On Mar 28, 2006, at 9:18 PM, John Falk wrote:
I'm looking for a solution that would provide large amounts of data
storage and would be able to grow exponentially. I am a network
administrator for a school, like most schools right now budgets are
tight and our data storage needs are growing. I am looking to make a
giant raid5 out of retired machines. I was looking at the open-afs
project to create a network data storage cloud. As machines are retired
they would be added to the data storage cloud and all data would be
split across several machines like raid5. Is this or can this easily be
implemented using open-afs?

Short answer to a 'long' question ;-) "no".

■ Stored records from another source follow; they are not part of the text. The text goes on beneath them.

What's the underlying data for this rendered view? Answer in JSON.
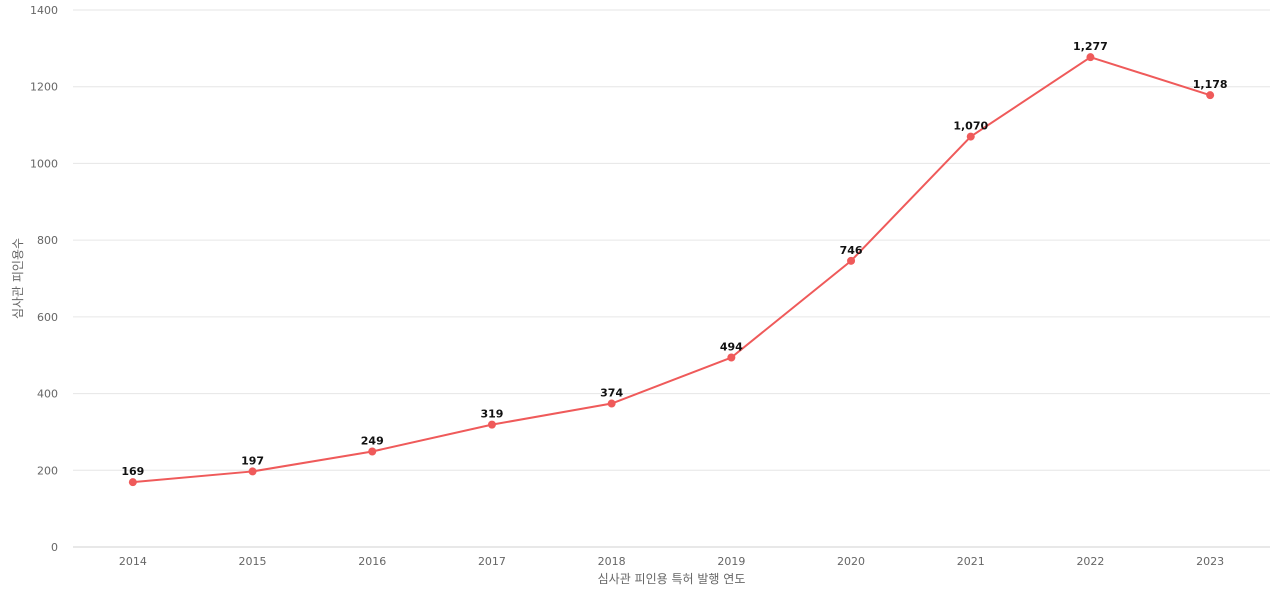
{
  "chart_data": {
    "type": "line",
    "categories": [
      "2014",
      "2015",
      "2016",
      "2017",
      "2018",
      "2019",
      "2020",
      "2021",
      "2022",
      "2023"
    ],
    "series": [
      {
        "values": [
          169,
          197,
          249,
          319,
          374,
          494,
          746,
          1070,
          1277,
          1178
        ],
        "data_labels": [
          "169",
          "197",
          "249",
          "319",
          "374",
          "494",
          "746",
          "1,070",
          "1,277",
          "1,178"
        ],
        "color": "#ef5a5a"
      }
    ],
    "xlabel": "심사관 피인용 특허 발행 연도",
    "ylabel": "심사관 피인용수",
    "ylim": [
      0,
      1400
    ],
    "y_ticks": [
      0,
      200,
      400,
      600,
      800,
      1000,
      1200,
      1400
    ],
    "grid": true,
    "legend": "none"
  }
}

AFS is a 'file system'. This means it _uses_ disks and it doesn't provide some. You can build your 'data cloud' by an AFS cell, but that's one layer above that (what I think you had in mind).

AFS can provide a complete distributed filesystem, where clients and users aren't aware of the whole organization of data and servers behind. It comes with a complete set of management tools for the file system, authentication (if you want some, but that's a little too old for some people) authorization and some backup functionality and some nice supplemental file system goodies.

It's not a networked RAID substitute nor a high availability data cluster, etc. (I seem to run out of examples of misinterpretations of a 'distributed filesystem' :-) )

I didn't want to scare you off, and I sincerely hope I haven't, I just tried to clarify things.

Horst

P.S.: There was another project providing networked software disc RAIDs, but I don't remember the name.